Forests and fireworks don’t mix

The Fourth of July is one of America’s great landmark holidays, celebrating our nation’s independence. It is also a great time to enjoy nearby forests and grasslands. However, it is vitally important that all users are aware that possessing, igniting, discharging or using any kind of fireworks is prohibited on National Forest System (NFS) lands.

“Setting off fireworks in a national forest is not only illegal, it is also a hazardous activity that can lead to injury and wildfires,” said Cid Morgan, Hiawatha National Forest supervisor. “We want folks to come out and enjoy their public lands, but please leave the fireworks at home.” Morgan encourages forest visitors to check with local communities for fireworks displays.

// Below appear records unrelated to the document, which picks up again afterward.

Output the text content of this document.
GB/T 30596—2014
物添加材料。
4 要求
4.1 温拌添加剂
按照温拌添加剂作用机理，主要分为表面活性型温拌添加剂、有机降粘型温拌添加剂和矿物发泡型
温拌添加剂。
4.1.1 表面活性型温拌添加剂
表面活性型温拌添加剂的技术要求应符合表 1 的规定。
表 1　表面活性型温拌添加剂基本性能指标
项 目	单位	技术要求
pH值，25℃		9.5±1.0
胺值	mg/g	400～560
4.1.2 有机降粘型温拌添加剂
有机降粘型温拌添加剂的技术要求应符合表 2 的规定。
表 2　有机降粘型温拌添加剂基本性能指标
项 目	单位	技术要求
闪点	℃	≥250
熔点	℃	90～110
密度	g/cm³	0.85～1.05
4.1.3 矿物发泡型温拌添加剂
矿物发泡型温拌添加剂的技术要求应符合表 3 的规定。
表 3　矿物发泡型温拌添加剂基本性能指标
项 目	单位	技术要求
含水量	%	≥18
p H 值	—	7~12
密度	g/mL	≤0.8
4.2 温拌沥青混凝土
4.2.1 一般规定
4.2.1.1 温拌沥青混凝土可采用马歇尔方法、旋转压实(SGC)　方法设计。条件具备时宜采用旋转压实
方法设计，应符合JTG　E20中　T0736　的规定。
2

Forest visitors are also reminded to ensure that all fires are extinguished and cold to the touch before leaving them.

The use or possession of fireworks on federal lands is subject to confiscation and fines of up to $5,000 and/or six months in jail. In addition, anyone found responsible for starting a wildfire may be held civilly and criminally liable for the cost of suppressing the fire.

The U.S. Forest Service manages 193 million acres of public land, provides assistance to state and private landowners, and maintains the largest forestry research organization in the world. Public lands the Forest Service manages contribute more than $13 billion to the economy each year through visitor spending alone. Those same lands provide 20 percent of the nation’s clean water supply, a value estimated at $7.2 billion per year. The agency has either a direct or indirect role in stewardship of about 80 percent of the 850 million forested acres within the U.S., of which 100 million acres are urban forests where most Americans live.